Brown will join Giles Motorsport for his three big weekends – one of the four teams who run all of the drivers during the championship’s five weekends. He’ll be in good hands. Team principal Stephen Giles was chief engineer to Mika Häkkinen in his two F1 world championship winning seasons of 1998 and 1999.
Like the vast majority of top single seater racers around the world, Brown followed the ‘classic’ route in motorsport, competing in karts from the age of 13 before switching to circuit racing and winning the Australian Formula Ford Championship and the Formula 4 Championship in 2016.
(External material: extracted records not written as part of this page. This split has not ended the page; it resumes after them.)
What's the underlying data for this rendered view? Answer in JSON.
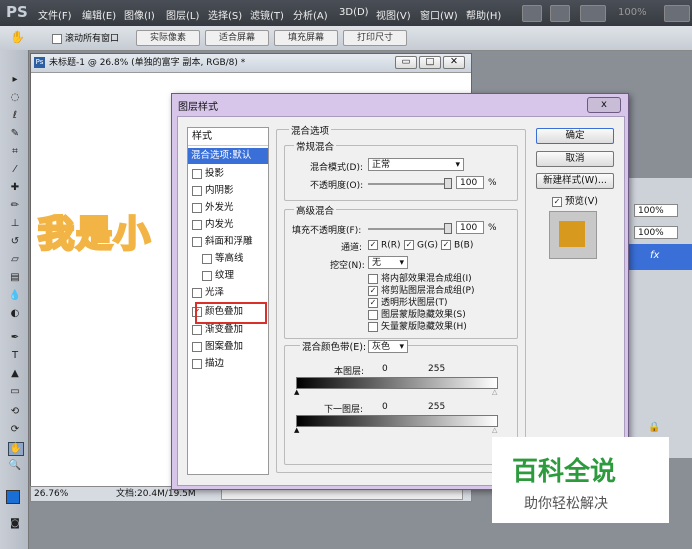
{
  "app": {
    "logo": "PS"
  },
  "menu": [
    "文件(F)",
    "编辑(E)",
    "图像(I)",
    "图层(L)",
    "选择(S)",
    "滤镜(T)",
    "分析(A)",
    "3D(D)",
    "视图(V)",
    "窗口(W)",
    "帮助(H)"
  ],
  "menu_zoom": "100%",
  "options": {
    "scroll_all": "滚动所有窗口",
    "actual_pixels": "实际像素",
    "fit_screen": "适合屏幕",
    "fill_screen": "填充屏幕",
    "print_size": "打印尺寸"
  },
  "document": {
    "title": "未标题-1 @ 26.8% (单独的富字 副本, RGB/8) *",
    "canvas_text": "我是小",
    "zoom": "26.76%",
    "doc_info": "文档:20.4M/19.5M"
  },
  "right_panel": {
    "opacity1": "100%",
    "opacity2": "100%",
    "fx": "fx"
  },
  "dialog": {
    "title": "图层样式",
    "close": "x",
    "styles_header": "样式",
    "selected_item": "混合选项:默认",
    "items": [
      {
        "label": "投影",
        "checked": false
      },
      {
        "label": "内阴影",
        "checked": false
      },
      {
        "label": "外发光",
        "checked": false
      },
      {
        "label": "内发光",
        "checked": false
      },
      {
        "label": "斜面和浮雕",
        "checked": false
      },
      {
        "label": "等高线",
        "checked": false
      },
      {
        "label": "纹理",
        "checked": false
      },
      {
        "label": "光泽",
        "checked": false
      },
      {
        "label": "颜色叠加",
        "checked": true
      },
      {
        "label": "渐变叠加",
        "checked": false
      },
      {
        "label": "图案叠加",
        "checked": false
      },
      {
        "label": "描边",
        "checked": false
      }
    ],
    "blend_options_title": "混合选项",
    "general_title": "常规混合",
    "blend_mode_label": "混合模式(D):",
    "blend_mode_value": "正常",
    "opacity_label": "不透明度(O):",
    "opacity_value": "100",
    "percent": "%",
    "advanced_title": "高级混合",
    "fill_opacity_label": "填充不透明度(F):",
    "fill_opacity_value": "100",
    "channels_label": "通道:",
    "channel_r": "R(R)",
    "channel_g": "G(G)",
    "channel_b": "B(B)",
    "knockout_label": "挖空(N):",
    "knockout_value": "无",
    "adv_checks": [
      {
        "label": "将内部效果混合成组(I)",
        "checked": false
      },
      {
        "label": "将剪贴图层混合成组(P)",
        "checked": true
      },
      {
        "label": "透明形状图层(T)",
        "checked": true
      },
      {
        "label": "图层蒙版隐藏效果(S)",
        "checked": false
      },
      {
        "label": "矢量蒙版隐藏效果(H)",
        "checked": false
      }
    ],
    "blend_if_label": "混合颜色带(E):",
    "blend_if_value": "灰色",
    "this_layer_label": "本图层:",
    "this_layer_min": "0",
    "this_layer_max": "255",
    "underlying_label": "下一图层:",
    "underlying_min": "0",
    "underlying_max": "255",
    "ok": "确定",
    "cancel": "取消",
    "new_style": "新建样式(W)...",
    "preview_label": "预览(V)",
    "preview_color": "#d89a1e"
  },
  "watermark": {
    "title": "百科全说",
    "subtitle": "助你轻松解决",
    "color": "#2e9a3e"
  }
}
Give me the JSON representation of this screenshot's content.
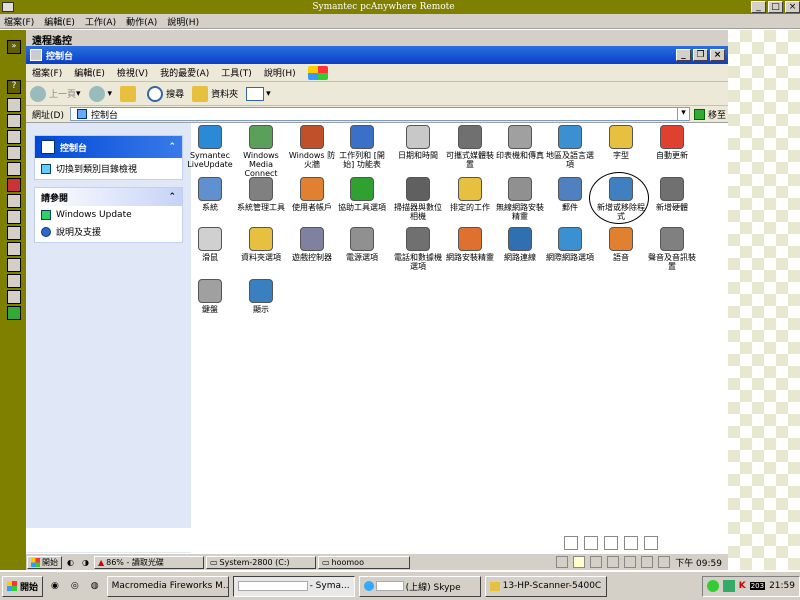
{
  "outer": {
    "title": "Symantec pcAnywhere Remote",
    "menu": [
      "檔案(F)",
      "編輯(E)",
      "工作(A)",
      "動作(A)",
      "說明(H)"
    ],
    "session_label": "遠程遙控"
  },
  "window": {
    "title": "控制台",
    "menu": [
      "檔案(F)",
      "編輯(E)",
      "檢視(V)",
      "我的最愛(A)",
      "工具(T)",
      "說明(H)"
    ],
    "toolbar": {
      "back": "上一頁",
      "search": "搜尋",
      "folders": "資料夾"
    },
    "address_label": "網址(D)",
    "address_value": "控制台",
    "go_label": "移至"
  },
  "taskpane": {
    "control_panel": {
      "title": "控制台",
      "link": "切換到類別目錄檢視"
    },
    "see_also": {
      "title": "請參閱",
      "links": [
        "Windows Update",
        "說明及支援"
      ]
    }
  },
  "icons": [
    {
      "label": "Symantec LiveUpdate",
      "color": "#2a8ad8"
    },
    {
      "label": "Windows Media Connect",
      "color": "#5aa05a"
    },
    {
      "label": "Windows 防火牆",
      "color": "#c0502a"
    },
    {
      "label": "工作列和 [開始] 功能表",
      "color": "#3a70c8"
    },
    {
      "label": "日期和時間",
      "color": "#c8c8c8"
    },
    {
      "label": "可攜式媒體裝置",
      "color": "#707070"
    },
    {
      "label": "印表機和傳真",
      "color": "#a0a0a0"
    },
    {
      "label": "地區及語言選項",
      "color": "#3a90d0"
    },
    {
      "label": "字型",
      "color": "#e8c040"
    },
    {
      "label": "自動更新",
      "color": "#e04030"
    },
    {
      "label": "系統",
      "color": "#6090d0"
    },
    {
      "label": "系統管理工具",
      "color": "#808080"
    },
    {
      "label": "使用者帳戶",
      "color": "#e08030"
    },
    {
      "label": "協助工具選項",
      "color": "#30a030"
    },
    {
      "label": "掃描器與數位相機",
      "color": "#606060"
    },
    {
      "label": "排定的工作",
      "color": "#e8c040"
    },
    {
      "label": "無線網路安裝精靈",
      "color": "#909090"
    },
    {
      "label": "郵件",
      "color": "#5080c0"
    },
    {
      "label": "新增或移除程式",
      "color": "#4080c0"
    },
    {
      "label": "新增硬體",
      "color": "#707070"
    },
    {
      "label": "滑鼠",
      "color": "#d0d0d0"
    },
    {
      "label": "資料夾選項",
      "color": "#e8c040"
    },
    {
      "label": "遊戲控制器",
      "color": "#8080a0"
    },
    {
      "label": "電源選項",
      "color": "#909090"
    },
    {
      "label": "電話和數據機選項",
      "color": "#707070"
    },
    {
      "label": "網路安裝精靈",
      "color": "#e07030"
    },
    {
      "label": "網路連線",
      "color": "#3070b0"
    },
    {
      "label": "網際網路選項",
      "color": "#3a90d0"
    },
    {
      "label": "語音",
      "color": "#e08030"
    },
    {
      "label": "聲音及音訊裝置",
      "color": "#808080"
    },
    {
      "label": "鍵盤",
      "color": "#a0a0a0"
    },
    {
      "label": "顯示",
      "color": "#3a80c0"
    }
  ],
  "remote_taskbar": {
    "start": "開始",
    "items": [
      "86% - 讀取光碟",
      "System-2800 (C:)",
      "hoomoo"
    ],
    "clock": "下午 09:59"
  },
  "host_taskbar": {
    "start": "開始",
    "items": [
      "Macromedia Fireworks M...",
      "- Syma...",
      "(上線) Skype",
      "13-HP-Scanner-5400C"
    ],
    "clock": "21:59",
    "tray_badge": "K",
    "tray_num": "203"
  }
}
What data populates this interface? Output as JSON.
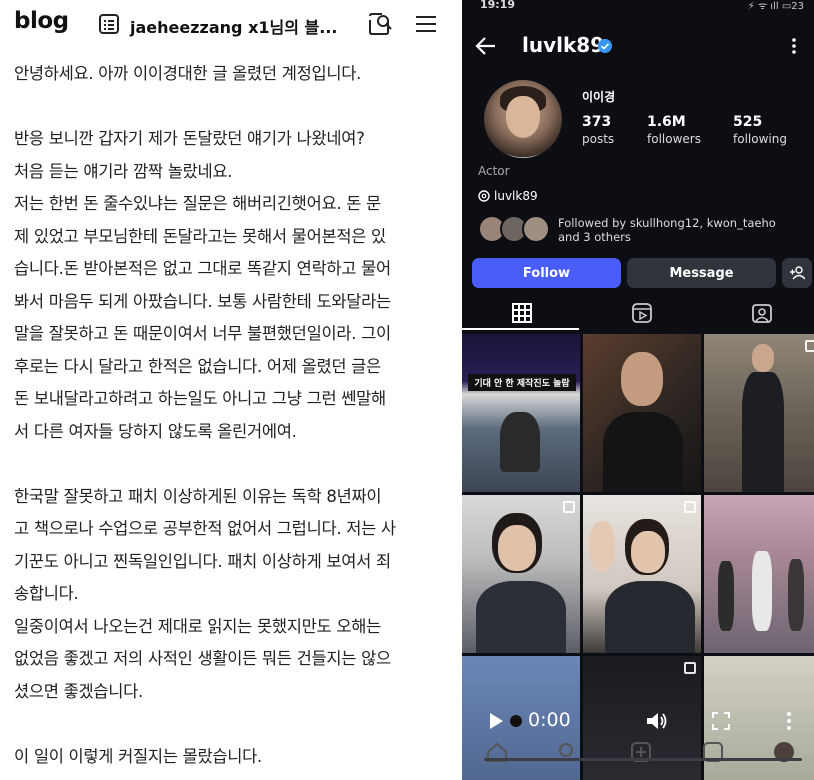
{
  "blog": {
    "logo": "blog",
    "title": "jaeheezzang x1님의 블...",
    "lines": [
      "안녕하세요. 아까 이이경대한 글 올렸던 계정입니다.",
      "",
      "반응 보니깐 갑자기 제가 돈달랐던 얘기가 나왔네여?",
      "처음 듣는 얘기라 깜짝 놀랐네요.",
      "저는 한번 돈 줄수있냐는 질문은 해버리긴햇어요. 돈 문",
      "제 있었고 부모님한테 돈달라고는 못해서 물어본적은 있",
      "습니다.돈 받아본적은 없고 그대로 똑같지 연락하고 물어",
      "봐서 마음두 되게 아팠습니다. 보통 사람한테 도와달라는",
      "말을 잘못하고 돈 때문이여서 너무 불편했던일이라. 그이",
      "후로는 다시 달라고 한적은 없습니다. 어제 올렸던 글은",
      "돈 보내달라고하려고 하는일도 아니고 그냥 그런 쎈말해",
      "서 다른 여자들 당하지 않도록 올린거에여.",
      "",
      "한국말 잘못하고 패치 이상하게된 이유는 독학 8년짜이",
      "고 책으로나 수업으로 공부한적 없어서 그럽니다. 저는 사",
      "기꾼도 아니고 찐독일인입니다. 패치 이상하게 보여서 죄",
      "송합니다.",
      "일중이여서 나오는건 제대로 읽지는 못했지만도 오해는",
      "없었음 좋겠고 저의 사적인 생활이든 뭐든 건들지는 않으",
      "셨으면 좋겠습니다.",
      "",
      "이 일이 이렇게 커질지는 몰랐습니다."
    ]
  },
  "instagram": {
    "status_time": "19:19",
    "status_right": "⚡ ᯤ ıll ▭23",
    "username": "luvlk89",
    "name": "이이경",
    "posts": {
      "num": "373",
      "label": "posts"
    },
    "followers": {
      "num": "1.6M",
      "label": "followers"
    },
    "following": {
      "num": "525",
      "label": "following"
    },
    "category": "Actor",
    "threads_handle": "luvlk89",
    "followed_by_line1": "Followed by skullhong12, kwon_taeho",
    "followed_by_line2": "and 3 others",
    "follow_label": "Follow",
    "message_label": "Message",
    "video_time": "0:00",
    "grid_caption_1": "기대 안 한 제작진도 놀람"
  },
  "colors": {
    "ig_bg": "#0c0e13",
    "follow_blue": "#4a5df9",
    "button_gray": "#30343b",
    "verified_blue": "#3897f0"
  }
}
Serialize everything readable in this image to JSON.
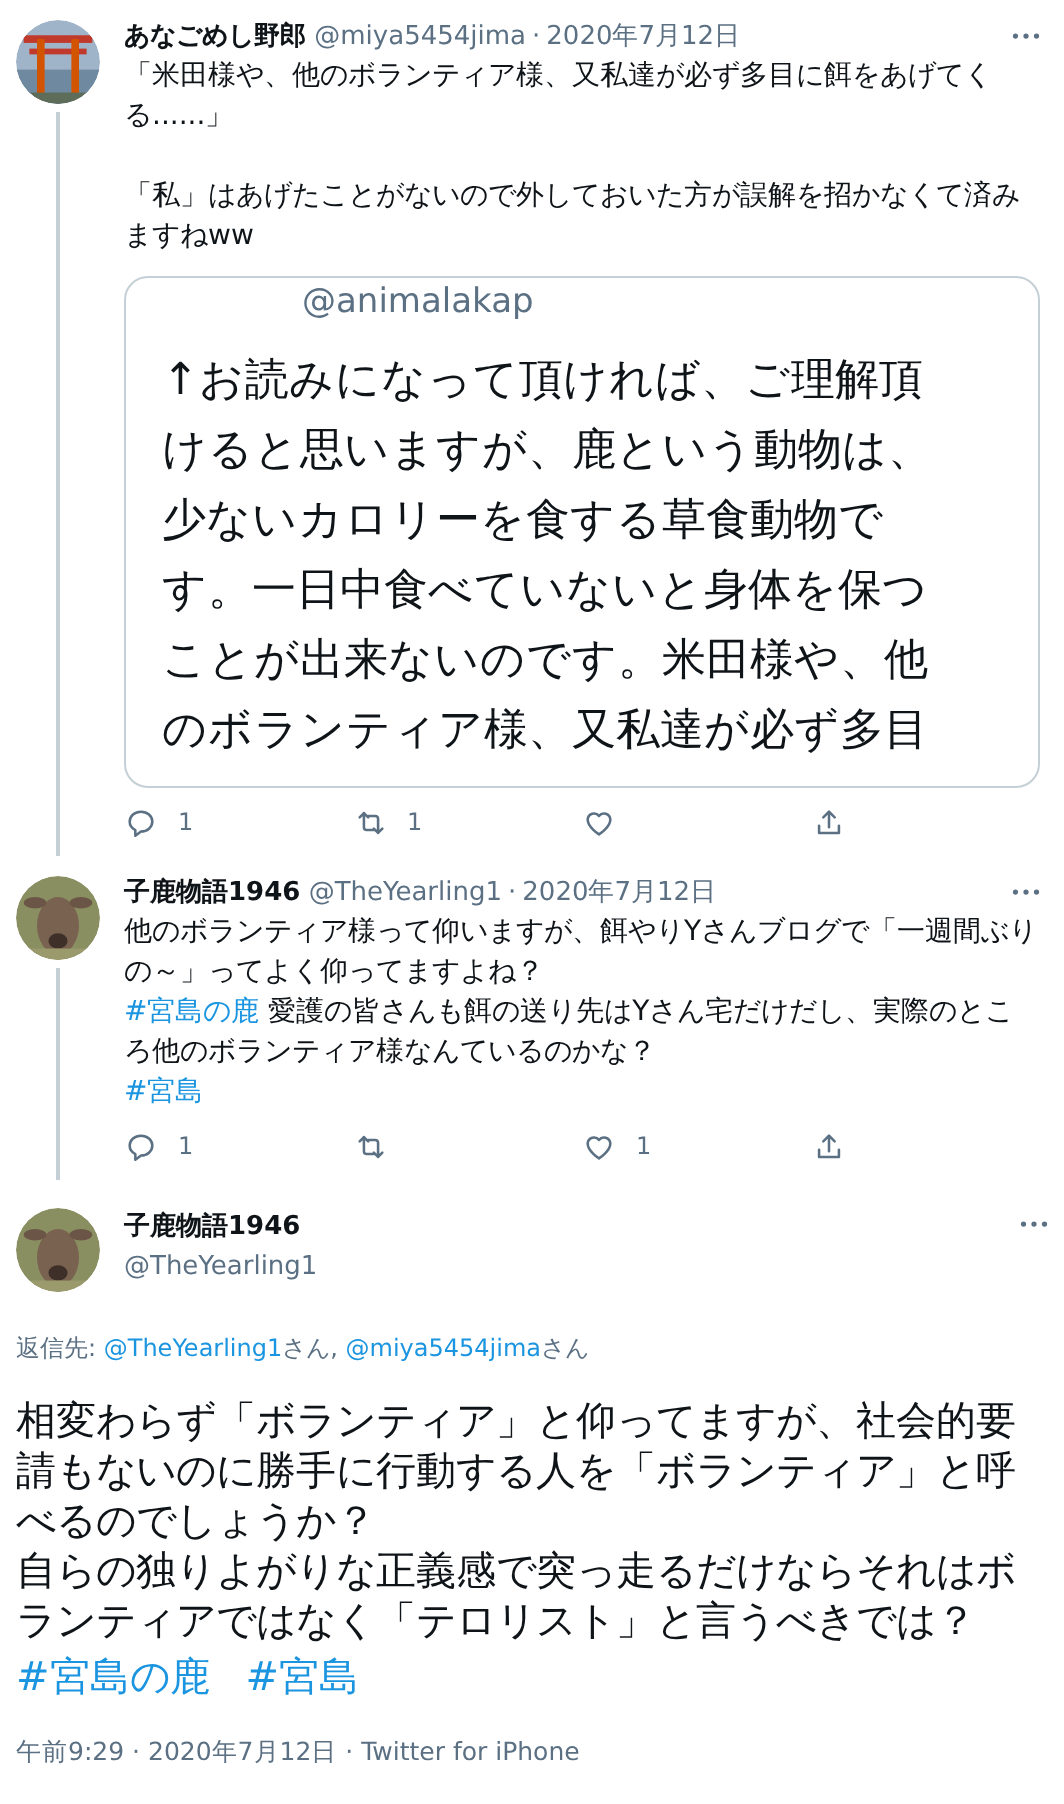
{
  "thread": [
    {
      "name": "あなごめし野郎",
      "handle": "@miya5454jima",
      "separator": "·",
      "date": "2020年7月12日",
      "avatar": {
        "kind": "picture"
      },
      "paragraphs": [
        {
          "spaced": false,
          "segments": [
            {
              "kind": "text",
              "text": "「米田様や、他のボランティア様、又私達が必ず多目に餌をあげてくる......」"
            }
          ]
        },
        {
          "spaced": true,
          "segments": [
            {
              "kind": "text",
              "text": "「私」はあげたことがないので外しておいた方が誤解を招かなくて済みますねww"
            }
          ]
        }
      ],
      "attachment": {
        "handle": "@animalakap",
        "lines": [
          "↑お読みになって頂ければ、ご理解頂",
          "けると思いますが、鹿という動物は、",
          "少ないカロリーを食する草食動物で",
          "す。一日中食べていないと身体を保つ",
          "ことが出来ないのです。米田様や、他",
          "のボランティア様、又私達が必ず多目"
        ]
      },
      "actions": {
        "replies": "1",
        "retweets": "1"
      }
    },
    {
      "name": "子鹿物語1946",
      "handle": "@TheYearling1",
      "separator": "·",
      "date": "2020年7月12日",
      "avatar": {
        "kind": "picture"
      },
      "paragraphs": [
        {
          "spaced": false,
          "segments": [
            {
              "kind": "text",
              "text": "他のボランティア様って仰いますが、餌やりYさんブログで「一週間ぶりの～」ってよく仰ってますよね？"
            }
          ]
        },
        {
          "spaced": false,
          "segments": [
            {
              "kind": "hashtag",
              "text": "#宮島の鹿"
            },
            {
              "kind": "text",
              "text": " 愛護の皆さんも餌の送り先はYさん宅だけだし、実際のところ他のボランティア様なんているのかな？"
            }
          ]
        },
        {
          "spaced": false,
          "segments": [
            {
              "kind": "hashtag",
              "text": "#宮島"
            }
          ]
        }
      ],
      "actions": {
        "replies": "1",
        "likes": "1"
      }
    }
  ],
  "main": {
    "avatar": {
      "kind": "picture"
    },
    "name": "子鹿物語1946",
    "handle": "@TheYearling1",
    "reply_label": "返信先:",
    "reply_to": [
      {
        "handle": "@TheYearling1",
        "suffix": "さん",
        "sep": ", "
      },
      {
        "handle": "@miya5454jima",
        "suffix": "さん"
      }
    ],
    "lines": [
      "相変わらず「ボランティア」と仰ってますが、社会的要請もないのに勝手に行動する人を「ボランティア」と呼べるのでしょうか？",
      "自らの独りよがりな正義感で突っ走るだけならそれはボランティアではなく「テロリスト」と言うべきでは？"
    ],
    "hashtags": [
      "#宮島の鹿",
      "#宮島"
    ],
    "meta": "午前9:29 · 2020年7月12日 · Twitter for iPhone"
  }
}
He won the Australian Toyota 86 Championship the same year and that proved a turning point as he headed down the tin top route on a trajectory to Supercars. But despite his phenomenal success in Australia’s main game, he’s never lost the appetite for driving fast open-wheeled racing cars.
His last appearance in single seaters was in the Australian S5000 series in 2019 where he took on the likes of Rubens Barrichello, but Brown says he’ll be ready to fight at the front.
“Hopefully I’ll be able to get some testing in a single seater at some stage, but I know Taupo well from Supercars, I’ve done some laps at Hampton Downs in a Toyota 86 and I’ve done a few laps at Highlands as well, so the tracks will not be new to me.”